That only helps if it stays static. For example, if the Linux TTY interface was unchanged for decades to such a degree that nobody worked on it, but then had a vulnerability, who would be able to fix it quickly?
I recognize it fixed a security issue, but nonetheless it's very inconvenient. I don't always have tmux at hand, especially when the system is booting in some degraded mode...
Perhaps someone with more knowledge can chime in. But, my impression is that there are vulnerabilities with TTY, it's just that we stay educated on what those are. And we build systems around it (e.g. SSH) that are secure enough to mitigate the effects of those issues.
SSH was a replacement for Telnet. But any weaknesses at the TTY level is orthogonal to that, right?
Unless you mean, having thin clients use SSH as opposed to directly running serial cables throughout a building to VT100 style hardware terminals, and therefore being vulnerable to eavesdropping and hijacking?
But I think when we talk about TTY we mostly don’t refer to that kind of situation.
If someone talks about TTY today, I assume they mean the protocol and kernel interfaces being used. Not any kind of physical VT100 style serial communication terminals.
I miss rooms of green and amber screen terminals hooked up via serial cable. As an undergrad I remember figuring out how to escape from some menu to a TTY prompt that I could somehow telnet to anywhere from. Later, I would inherit a fleet of 200 of them spread across 12 branch libraries. I can't remember how it worked except that somehow all the terminals ran into two BSDi boxes in the core room of the central library, and it had been hardened so you could not break out of the menus and telnet to arbitrary places. Over a year I replaced them all with windows machines that ran version of netscape navigator as the shell with an interface that was built in signed javascript. It was the early days of the web, and we had to support over 300 plug ins for different subscriptions we had. The department that ran the campus network didn't want to let me on the network until I could prove to them everything was secure.
> I wrote the initial version of SSH (Secure Shell) in Spring 1995. It was a time when telnet and FTP were widely used.
> Anyway, I designed SSH to replace both telnet (port 23) and ftp (port 21). Port 22 was free. It was conveniently between the ports for telnet and ftp. I figured having that port number might be one of those small things that would give some aura of credibility. But how could I get that port number? I had never allocated one, but I knew somebody who had allocated a port.
How could it be incorrect? rsh was clearly modelled after rlogin, and ssh was clearly modelled after rsh.
The command line options were almost identical for an easy switch. ssh even respected the .rhosts file! Last time I checked, that functionality was still in place.
Both the rlogin-family of commands and the telnet/ftp-family were in use across the Internet, certainly in cases where Kerberos was used. I would think telnet was more common, certainly so outside the UNIX sphere of influence, but things like Kermit also existed.
They all got SSL-encapsulated versions in time, but Kerberos solved authentication for free, and for the simpler use cases ssh had already taken over by then. And in the longer run, simple almost always wins!

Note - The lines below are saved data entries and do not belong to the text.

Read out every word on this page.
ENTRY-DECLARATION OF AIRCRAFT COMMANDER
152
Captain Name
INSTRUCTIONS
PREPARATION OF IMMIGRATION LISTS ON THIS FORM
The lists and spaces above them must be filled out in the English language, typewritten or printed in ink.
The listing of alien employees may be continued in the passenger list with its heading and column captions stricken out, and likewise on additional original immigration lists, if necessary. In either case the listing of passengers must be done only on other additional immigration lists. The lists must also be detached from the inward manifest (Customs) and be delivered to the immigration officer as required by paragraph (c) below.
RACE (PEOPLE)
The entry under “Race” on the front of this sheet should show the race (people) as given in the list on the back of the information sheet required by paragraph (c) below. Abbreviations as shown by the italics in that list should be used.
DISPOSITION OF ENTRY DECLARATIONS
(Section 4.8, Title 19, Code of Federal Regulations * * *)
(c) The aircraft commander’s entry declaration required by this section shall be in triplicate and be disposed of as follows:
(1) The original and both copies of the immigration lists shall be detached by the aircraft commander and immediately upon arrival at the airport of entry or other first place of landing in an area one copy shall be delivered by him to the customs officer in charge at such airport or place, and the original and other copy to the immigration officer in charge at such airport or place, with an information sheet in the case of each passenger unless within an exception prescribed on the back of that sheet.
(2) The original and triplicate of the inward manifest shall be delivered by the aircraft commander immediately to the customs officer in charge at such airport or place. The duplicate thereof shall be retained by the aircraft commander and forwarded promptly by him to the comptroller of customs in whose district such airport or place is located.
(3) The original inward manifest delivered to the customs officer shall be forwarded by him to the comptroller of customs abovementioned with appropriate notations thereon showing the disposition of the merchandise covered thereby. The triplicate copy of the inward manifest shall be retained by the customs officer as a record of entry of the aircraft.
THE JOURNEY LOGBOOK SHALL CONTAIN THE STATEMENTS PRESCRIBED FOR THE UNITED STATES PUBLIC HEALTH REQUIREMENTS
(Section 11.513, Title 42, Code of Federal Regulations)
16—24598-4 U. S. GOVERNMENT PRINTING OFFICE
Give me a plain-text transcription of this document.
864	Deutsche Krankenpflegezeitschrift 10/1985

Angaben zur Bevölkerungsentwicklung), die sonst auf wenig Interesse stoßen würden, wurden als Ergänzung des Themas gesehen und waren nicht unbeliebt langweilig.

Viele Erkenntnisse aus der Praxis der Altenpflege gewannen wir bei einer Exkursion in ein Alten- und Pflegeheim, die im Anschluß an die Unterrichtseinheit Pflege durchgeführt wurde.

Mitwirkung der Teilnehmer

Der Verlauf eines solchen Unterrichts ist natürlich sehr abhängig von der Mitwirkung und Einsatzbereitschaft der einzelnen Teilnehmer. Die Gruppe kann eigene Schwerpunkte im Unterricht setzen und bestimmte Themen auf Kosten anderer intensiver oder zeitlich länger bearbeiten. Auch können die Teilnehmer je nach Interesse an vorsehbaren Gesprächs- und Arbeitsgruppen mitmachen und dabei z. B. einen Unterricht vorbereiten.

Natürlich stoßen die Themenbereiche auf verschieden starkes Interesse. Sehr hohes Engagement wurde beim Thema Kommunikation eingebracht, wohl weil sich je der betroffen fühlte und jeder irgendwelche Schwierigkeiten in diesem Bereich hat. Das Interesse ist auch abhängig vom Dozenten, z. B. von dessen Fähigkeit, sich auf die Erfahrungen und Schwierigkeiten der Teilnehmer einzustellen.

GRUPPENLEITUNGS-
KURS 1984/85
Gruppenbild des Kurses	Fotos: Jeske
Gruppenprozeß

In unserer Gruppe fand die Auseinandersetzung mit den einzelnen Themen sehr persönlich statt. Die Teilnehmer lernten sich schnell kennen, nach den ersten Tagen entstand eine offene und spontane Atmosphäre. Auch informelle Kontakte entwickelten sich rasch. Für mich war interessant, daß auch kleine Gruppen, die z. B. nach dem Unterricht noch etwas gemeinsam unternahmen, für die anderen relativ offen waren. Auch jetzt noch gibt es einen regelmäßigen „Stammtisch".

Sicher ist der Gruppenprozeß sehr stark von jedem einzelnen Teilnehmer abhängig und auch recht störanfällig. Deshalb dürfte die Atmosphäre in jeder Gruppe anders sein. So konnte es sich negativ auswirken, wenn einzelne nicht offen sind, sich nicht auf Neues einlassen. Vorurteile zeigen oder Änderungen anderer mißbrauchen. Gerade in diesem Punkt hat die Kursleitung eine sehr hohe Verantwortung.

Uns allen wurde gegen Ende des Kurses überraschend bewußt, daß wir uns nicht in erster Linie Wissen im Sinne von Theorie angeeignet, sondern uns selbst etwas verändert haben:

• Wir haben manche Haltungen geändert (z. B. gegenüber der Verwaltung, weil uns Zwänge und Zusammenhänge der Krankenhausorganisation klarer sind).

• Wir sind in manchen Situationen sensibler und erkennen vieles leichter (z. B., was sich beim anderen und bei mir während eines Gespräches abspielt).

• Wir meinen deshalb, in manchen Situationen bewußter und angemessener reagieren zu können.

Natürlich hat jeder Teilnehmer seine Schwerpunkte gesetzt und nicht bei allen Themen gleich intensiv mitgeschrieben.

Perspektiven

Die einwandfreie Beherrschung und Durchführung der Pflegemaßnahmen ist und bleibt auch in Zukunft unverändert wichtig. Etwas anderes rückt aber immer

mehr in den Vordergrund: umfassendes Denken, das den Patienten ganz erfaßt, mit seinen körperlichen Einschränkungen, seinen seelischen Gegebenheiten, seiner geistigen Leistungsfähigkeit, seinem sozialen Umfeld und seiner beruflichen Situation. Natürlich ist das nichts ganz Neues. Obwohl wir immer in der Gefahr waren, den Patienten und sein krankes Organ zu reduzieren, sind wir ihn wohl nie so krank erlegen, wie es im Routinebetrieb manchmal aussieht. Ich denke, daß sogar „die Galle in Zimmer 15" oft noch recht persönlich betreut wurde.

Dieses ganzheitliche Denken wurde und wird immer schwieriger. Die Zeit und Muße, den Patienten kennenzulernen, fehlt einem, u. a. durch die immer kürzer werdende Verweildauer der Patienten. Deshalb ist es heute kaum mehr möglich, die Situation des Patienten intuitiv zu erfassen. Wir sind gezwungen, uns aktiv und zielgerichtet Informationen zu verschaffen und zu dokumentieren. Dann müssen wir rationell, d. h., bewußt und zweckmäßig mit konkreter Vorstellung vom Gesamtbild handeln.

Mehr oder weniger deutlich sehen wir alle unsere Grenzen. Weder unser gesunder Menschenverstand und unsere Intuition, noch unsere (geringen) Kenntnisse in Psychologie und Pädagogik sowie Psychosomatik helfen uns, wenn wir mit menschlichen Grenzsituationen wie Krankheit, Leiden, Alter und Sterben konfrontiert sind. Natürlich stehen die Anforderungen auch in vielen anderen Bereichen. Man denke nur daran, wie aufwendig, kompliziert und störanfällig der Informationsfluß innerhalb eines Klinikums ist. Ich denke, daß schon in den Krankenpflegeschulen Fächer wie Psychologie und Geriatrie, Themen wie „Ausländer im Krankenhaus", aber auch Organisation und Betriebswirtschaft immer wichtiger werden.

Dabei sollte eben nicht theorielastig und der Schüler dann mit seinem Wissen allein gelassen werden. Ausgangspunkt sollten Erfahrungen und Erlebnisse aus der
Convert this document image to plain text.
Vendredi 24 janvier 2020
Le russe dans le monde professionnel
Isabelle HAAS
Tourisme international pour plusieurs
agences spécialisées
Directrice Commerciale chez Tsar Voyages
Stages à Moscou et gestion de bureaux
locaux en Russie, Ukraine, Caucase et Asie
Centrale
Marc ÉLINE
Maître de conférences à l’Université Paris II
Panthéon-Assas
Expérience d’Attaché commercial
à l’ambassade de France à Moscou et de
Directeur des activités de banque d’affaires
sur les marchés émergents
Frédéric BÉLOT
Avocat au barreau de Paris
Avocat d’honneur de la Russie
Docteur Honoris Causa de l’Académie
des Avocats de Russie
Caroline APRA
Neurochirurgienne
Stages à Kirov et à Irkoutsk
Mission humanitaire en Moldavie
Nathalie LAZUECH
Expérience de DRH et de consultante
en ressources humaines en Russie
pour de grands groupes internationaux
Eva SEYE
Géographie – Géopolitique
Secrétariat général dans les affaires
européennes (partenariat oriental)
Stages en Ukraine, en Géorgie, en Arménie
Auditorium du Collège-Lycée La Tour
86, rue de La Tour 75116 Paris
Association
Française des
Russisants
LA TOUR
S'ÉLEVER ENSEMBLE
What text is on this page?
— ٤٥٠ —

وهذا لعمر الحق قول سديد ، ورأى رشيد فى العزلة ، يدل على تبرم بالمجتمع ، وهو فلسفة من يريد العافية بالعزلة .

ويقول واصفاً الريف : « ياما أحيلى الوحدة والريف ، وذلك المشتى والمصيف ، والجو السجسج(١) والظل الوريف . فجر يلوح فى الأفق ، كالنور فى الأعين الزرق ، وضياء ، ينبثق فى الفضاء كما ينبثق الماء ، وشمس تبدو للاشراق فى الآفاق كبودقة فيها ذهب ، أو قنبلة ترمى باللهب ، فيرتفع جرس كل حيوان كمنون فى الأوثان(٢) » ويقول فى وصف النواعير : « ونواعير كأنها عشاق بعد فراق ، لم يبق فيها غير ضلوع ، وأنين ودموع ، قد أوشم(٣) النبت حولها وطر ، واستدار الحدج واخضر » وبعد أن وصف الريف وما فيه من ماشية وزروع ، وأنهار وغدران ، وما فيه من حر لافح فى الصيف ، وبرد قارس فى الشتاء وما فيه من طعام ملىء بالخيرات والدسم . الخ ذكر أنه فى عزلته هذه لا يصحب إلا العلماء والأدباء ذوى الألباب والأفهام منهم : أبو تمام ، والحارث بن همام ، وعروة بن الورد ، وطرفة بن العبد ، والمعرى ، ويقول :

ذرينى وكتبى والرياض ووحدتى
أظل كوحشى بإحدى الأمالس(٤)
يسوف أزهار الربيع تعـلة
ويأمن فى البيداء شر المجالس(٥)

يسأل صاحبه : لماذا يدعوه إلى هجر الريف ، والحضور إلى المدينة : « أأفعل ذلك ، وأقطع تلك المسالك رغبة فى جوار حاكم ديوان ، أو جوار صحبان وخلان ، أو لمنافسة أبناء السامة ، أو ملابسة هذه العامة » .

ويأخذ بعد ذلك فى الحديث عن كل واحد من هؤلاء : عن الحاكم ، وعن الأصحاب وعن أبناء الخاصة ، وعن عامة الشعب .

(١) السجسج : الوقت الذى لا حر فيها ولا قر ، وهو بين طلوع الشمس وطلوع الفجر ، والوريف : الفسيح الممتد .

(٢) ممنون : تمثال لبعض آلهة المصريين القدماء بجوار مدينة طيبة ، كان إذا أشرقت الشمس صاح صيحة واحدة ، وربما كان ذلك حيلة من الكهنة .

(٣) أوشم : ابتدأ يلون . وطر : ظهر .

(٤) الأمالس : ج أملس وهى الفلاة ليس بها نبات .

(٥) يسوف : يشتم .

Agree that ssh was modeled after rsh. But rsh was a different kind of security problem, which wasn't really relevant on the wider Internet.
ssh solved the "pass credentials in cleartext over untrusted networks" problem. Consequently it replaced telnet and ftp. It also duplicated the functionality of rsh and rcp, so those protocols became irrelevant. But that was not the important goal.
> Kerberos solved authentication for free,
This made me laugh. Kerberos didn't do anything for free. :)
Even in Athena, Kerberos had reliability problems. In the wider world, it was very hard to find a well-managed Kerberos implementation. Things are different now!